Although the roles, livelihoods, and safety of women in Tanzania have improved significantly since the 20th century, the nation remains a strongly patriarchal society in which women face high rates of gendered violence and barriers to full legal rights and education.

Legal rights and parliamentary representation 
The nation's 1977 constitution guarantees women equal protection under the law and prohibits discrimination based on gender. 

The 1971 Law of Marriage Act set the legal age for marriage at 15 for girls and 18 for boys. In 2016, a case to raise the legal age for girls to 18 was petitioned by Rebeca Gyumi, the founder and executive director of the msichana initiative, a non-governmental organisation that advocates for the rights of women and girls and the right to education. The high court directed the Tanzanian government to raise the legal age to 18 for girls and to align the legal age for both genders. This decision was appealed by the Tanzanian government but in 2019 the court upheld its prior ruling. Tanzania does not maintain official statistics on child marriage, but human rights organizations estimate that Tanzania still has one of the highest rates of child marriages worldwide. 

The Tanzanian Sexual Offences Special Provisions Act explicitly excludes marital rape as a criminal offence. 

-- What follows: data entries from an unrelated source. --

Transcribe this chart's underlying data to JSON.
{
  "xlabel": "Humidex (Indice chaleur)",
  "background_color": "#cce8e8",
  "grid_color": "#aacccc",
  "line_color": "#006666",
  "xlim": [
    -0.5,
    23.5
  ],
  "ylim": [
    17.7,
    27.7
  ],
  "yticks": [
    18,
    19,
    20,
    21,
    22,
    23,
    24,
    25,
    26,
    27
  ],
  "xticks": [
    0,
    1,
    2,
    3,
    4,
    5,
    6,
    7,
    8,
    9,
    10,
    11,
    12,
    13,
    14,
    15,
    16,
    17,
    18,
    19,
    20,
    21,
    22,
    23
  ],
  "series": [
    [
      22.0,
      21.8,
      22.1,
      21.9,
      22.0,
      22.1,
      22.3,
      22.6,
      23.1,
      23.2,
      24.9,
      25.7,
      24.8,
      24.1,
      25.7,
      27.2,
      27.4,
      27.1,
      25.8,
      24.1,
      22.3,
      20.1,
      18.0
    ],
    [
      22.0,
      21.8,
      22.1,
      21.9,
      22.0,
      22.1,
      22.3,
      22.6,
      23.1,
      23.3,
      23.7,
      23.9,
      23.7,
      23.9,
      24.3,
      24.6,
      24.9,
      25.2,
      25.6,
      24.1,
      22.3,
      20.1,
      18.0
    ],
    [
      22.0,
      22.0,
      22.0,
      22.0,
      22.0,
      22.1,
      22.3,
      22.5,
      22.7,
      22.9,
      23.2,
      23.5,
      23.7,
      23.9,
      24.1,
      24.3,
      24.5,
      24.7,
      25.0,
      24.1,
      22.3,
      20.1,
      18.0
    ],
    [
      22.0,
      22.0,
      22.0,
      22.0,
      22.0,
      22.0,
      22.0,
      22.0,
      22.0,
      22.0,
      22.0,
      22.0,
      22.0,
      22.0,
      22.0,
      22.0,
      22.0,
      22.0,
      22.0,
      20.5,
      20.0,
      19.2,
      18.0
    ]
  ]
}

In 1985, Tanzania was one of the first countries to establish a women's quota for parliament and the number of reserved-seats and female members of parliament has steadily increased since. Female members of parliament are elected indirectly: political parties provide a list with their female candidates to the Electoral Commission before the elections and the distribution of the reserved-seats is carried out proportionally between all parties that gain more than 5% of the popular vote.This quota-system was not intended to be established permanently and female politicians can switch from a reserved-seat to a constituency seat in subsequent elections. In all the past elections however, the number of women gaining a constituency seat has been significantly lower than the number of women who gained a reserved-seat.

Since 19 March 2021, Samia Suluhu Hassan is the first female President of Tanzania.